The White House this week announced a new policy on public access to results from federally funded research. The announcement has gotten

Michael Eisen comments: "No celebrations here: why the White House public access policy sucks".

The administration fell hook line and sinker for the ridiculous argument put forth by publishers that the only way for researchers and the public to get the servies they provide is to give them monopoly control over the articles for a year the year when they are of greatest potential use.
Think about how absurd this is. Publishers, whose role should be to disseminate information as widely as possible, are now the only reason why the public will continue to not have access to research results their tax dollars paid for.

Why is Eisen so exercised? Here's an excerpt from the White House policy memo describing the policy on publication access:

In developing their public access plans, agencies shall seek to put in place policies that enhance innovation and competitiveness by maximizing the potential to create new business opportunities and are otherwise consistent with the principles articulated in section 1.
Agency plans must also describe, to the extent feasible, procedures the agency will take to help prevent the unauthorized mass redistribution of scholarly publications.

In other words, it's no longer just a matter of copyright agreements with publishers; now the federal agencies themselves must help police PDF sharing among researchers. I wonder where "mass redistribution" will kick in.

Further, the memo does not set a 12-month access embargo as a maximum, it directs agencies to adopt the 12-month embargo as a guideline. There is a lot not to like in the memo.

Most of the public attention to the decision has been directed at the effects on scientific publications. I have long been interested in a second area: the public access to data generated by federally funded research.

The White House Office of Science and Technology Policy last year requested public comment on two questions: open dissemination of federally-funded research and open access to data resulting from federally-funded research. I commented last year in response to the OSTP request ("Public interests in data from federally funded research") about the value of data to scientists and others who are not members of federally funded labs. The present announcement from the White House did not indicate how these comments from last year may have contributed to the decision, but it includes general recommendations on both publication and data access.

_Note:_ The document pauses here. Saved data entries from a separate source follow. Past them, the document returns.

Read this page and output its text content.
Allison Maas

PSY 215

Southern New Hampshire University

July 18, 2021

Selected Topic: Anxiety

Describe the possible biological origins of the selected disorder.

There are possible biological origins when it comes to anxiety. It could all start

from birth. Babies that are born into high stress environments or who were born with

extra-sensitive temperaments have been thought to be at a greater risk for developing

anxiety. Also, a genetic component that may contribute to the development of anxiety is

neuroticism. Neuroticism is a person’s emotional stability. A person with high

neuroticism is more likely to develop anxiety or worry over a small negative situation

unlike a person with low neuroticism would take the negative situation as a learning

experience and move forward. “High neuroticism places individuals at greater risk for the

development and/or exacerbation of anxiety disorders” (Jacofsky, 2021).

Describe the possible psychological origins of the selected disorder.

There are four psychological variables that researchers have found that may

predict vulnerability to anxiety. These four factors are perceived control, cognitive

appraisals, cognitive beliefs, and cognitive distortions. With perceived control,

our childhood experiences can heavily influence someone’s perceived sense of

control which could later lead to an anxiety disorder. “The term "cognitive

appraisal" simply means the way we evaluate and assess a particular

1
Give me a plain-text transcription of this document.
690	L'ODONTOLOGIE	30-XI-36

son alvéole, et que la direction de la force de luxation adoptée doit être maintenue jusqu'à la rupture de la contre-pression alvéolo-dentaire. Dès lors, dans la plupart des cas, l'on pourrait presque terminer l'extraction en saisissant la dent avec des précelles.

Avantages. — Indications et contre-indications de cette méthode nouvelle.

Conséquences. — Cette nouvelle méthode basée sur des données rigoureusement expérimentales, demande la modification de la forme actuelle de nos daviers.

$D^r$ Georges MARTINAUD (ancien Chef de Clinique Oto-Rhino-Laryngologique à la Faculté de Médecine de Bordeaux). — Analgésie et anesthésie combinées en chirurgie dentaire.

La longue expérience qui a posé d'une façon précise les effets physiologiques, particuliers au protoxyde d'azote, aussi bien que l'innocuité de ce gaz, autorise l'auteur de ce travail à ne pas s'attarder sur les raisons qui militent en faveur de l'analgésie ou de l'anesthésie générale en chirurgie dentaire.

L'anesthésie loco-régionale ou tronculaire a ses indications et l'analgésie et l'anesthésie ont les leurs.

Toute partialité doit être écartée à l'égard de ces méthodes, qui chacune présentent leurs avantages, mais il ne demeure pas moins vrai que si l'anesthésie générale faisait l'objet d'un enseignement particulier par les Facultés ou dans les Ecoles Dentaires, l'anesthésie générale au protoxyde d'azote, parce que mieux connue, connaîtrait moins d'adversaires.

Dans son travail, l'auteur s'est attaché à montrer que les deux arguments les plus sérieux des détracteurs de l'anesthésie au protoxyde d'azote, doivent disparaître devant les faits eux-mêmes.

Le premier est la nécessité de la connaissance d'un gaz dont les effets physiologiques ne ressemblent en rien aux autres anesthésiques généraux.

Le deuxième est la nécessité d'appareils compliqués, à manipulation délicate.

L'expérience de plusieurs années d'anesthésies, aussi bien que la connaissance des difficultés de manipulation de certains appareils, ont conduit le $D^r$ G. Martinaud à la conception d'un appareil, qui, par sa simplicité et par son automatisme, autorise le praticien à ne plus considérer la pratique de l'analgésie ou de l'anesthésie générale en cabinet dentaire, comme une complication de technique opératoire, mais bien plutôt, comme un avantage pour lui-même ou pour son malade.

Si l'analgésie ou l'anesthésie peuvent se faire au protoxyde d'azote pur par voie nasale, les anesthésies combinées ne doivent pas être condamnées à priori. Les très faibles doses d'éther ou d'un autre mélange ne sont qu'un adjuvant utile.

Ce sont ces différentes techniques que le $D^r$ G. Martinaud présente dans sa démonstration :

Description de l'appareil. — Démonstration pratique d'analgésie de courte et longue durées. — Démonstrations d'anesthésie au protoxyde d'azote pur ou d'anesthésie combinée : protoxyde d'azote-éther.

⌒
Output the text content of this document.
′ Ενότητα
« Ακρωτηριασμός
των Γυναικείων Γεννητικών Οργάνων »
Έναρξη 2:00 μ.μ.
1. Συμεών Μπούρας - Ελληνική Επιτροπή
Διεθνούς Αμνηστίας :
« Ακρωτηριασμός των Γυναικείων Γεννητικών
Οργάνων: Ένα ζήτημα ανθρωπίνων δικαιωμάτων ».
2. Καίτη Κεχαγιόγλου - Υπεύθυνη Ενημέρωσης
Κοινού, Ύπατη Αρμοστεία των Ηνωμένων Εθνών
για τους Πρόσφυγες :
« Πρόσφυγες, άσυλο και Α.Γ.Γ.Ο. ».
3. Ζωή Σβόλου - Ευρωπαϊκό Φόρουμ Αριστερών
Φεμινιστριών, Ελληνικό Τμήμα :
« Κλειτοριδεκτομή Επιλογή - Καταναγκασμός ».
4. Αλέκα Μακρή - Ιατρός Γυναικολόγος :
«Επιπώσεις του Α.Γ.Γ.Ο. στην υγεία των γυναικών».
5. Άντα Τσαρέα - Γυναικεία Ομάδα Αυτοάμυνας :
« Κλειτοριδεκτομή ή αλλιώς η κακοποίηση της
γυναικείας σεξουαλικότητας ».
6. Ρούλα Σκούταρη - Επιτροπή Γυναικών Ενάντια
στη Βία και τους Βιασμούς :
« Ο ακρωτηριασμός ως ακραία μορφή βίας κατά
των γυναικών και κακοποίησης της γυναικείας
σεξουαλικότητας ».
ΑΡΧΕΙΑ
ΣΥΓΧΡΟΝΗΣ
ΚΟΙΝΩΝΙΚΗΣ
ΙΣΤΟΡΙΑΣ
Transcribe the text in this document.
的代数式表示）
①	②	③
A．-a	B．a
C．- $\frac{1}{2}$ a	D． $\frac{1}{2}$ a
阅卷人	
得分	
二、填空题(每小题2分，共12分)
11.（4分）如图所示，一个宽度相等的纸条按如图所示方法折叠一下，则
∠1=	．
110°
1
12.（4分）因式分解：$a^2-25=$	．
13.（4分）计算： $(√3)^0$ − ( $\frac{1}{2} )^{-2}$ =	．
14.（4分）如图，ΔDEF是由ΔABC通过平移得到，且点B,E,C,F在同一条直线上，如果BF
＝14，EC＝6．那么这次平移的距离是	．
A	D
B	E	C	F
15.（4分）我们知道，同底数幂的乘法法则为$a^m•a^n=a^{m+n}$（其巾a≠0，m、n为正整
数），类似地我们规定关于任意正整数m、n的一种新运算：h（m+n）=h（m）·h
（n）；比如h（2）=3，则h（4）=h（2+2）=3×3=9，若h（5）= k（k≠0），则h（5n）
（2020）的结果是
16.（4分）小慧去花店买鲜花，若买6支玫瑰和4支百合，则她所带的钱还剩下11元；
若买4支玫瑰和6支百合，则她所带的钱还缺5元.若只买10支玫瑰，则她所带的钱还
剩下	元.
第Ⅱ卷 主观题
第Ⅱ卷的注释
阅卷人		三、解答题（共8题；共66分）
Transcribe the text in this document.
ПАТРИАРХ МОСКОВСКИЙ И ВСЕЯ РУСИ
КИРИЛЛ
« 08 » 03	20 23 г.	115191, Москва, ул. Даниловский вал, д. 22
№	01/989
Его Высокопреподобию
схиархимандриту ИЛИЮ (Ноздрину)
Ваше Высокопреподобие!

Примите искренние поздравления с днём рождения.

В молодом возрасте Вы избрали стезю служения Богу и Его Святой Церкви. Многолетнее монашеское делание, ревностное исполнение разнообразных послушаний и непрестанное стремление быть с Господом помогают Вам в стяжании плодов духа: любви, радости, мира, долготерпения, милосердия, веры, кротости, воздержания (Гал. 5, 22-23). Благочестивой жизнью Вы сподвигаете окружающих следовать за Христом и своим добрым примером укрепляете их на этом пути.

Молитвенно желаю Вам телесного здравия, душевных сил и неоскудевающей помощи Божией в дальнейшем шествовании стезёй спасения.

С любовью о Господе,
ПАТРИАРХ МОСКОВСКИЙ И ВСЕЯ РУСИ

As it stands, the text of the memo essentially keeps in place the data access requirements established under the Bush administration. That is not a bad thing, and indeed the recommendations listed in the memo seem very reasonable. I quote them here at length:

Each agencys public access plan shall:
  1. Maximize access, by the general public and without charge, to digitally formatted scientific data created with Federal funds, while:
  1. protecting confidentiality and personal privacy,
  1. recognizing proprietary interests, business confidential information,and intellectual property rights and avoiding significant negative impact on intellectual property rights, innovation, and U.S. competitiveness, and
  1. preserving the balance between the relative value of long-term preservation and access and the associated cost and administrative burden;
  1. Ensure that all extramural researchers receiving Federal grants and contracts for scientific research and intramural researchers develop data management plans, as appropriate, describing how they will provide for long-term preservation of, and access to, scientific data in digital formats resulting from federally funded research, or explaining why long-term preservation and access cannot be justified;
  1. Allow the inclusion of appropriate costs for data management and access in proposals for Federal funding for scientific research;
  1. Ensure appropriate evaluation of the merits of submitted data management plans;
  1. Include mechanisms to ensure that intramural and extramural researchers comply with data management plans and policies;
  1. Promote the deposit of data in publicly accessible databases, where appropriate and available;
  1. Encourage cooperation with the private sector to improve data access and compatibility, including through the formation of public-private partnerships with foundations and other research funding organizations;
  1. Develop approaches for identifying and providing appropriate attribution to scientific data sets that are made available under the plan;
  1. In coordination with other agencies and the private sector, support training, education, and workforce development related to scientific data management, analysis, storage, preservation, and stewardship; and
  1. Provide for the assessment of long-term needs for the preservation of scientific data in fields that the agency supports and outline options for developing and sustaining repositories for scientific data in digital formats, taking into account the efforts of public and private sector entities.

These recommendations are all basically already in the NSF data access policies, meaning that the new White House memo will maintain the status quo at that level.

The problem is that the current policy is toothless. Continued data access is a very serious problem threatening the integrity of science. Self-archiving and institutional archiving have been sufficient to pass data management portions of grant applications, but have proven to be woefully insufficient to enable access to data. Meanwhile, some fields have intensive data collection but very little or no data entering the public domain as part of digital repositories. The recommendations listed above do nothing to change the current situation.

Nevertheless there is some room within the recommendations for agency directors to take bolder action on data access. Section (j) perhaps provides the best hope. If federal funding agencies actually assess the long-term needs of each field supported by funding, many (including anthropology) will clearly benefit from the establishment of standard digital repositories.

I hope that NSF will not sit on its current policy but will instead work to extend access more broadly. At the same time, I wish the White House had given clearer guidance to enable the creation of digital repositories and to require their standard use as a condition of continued funding of research projects.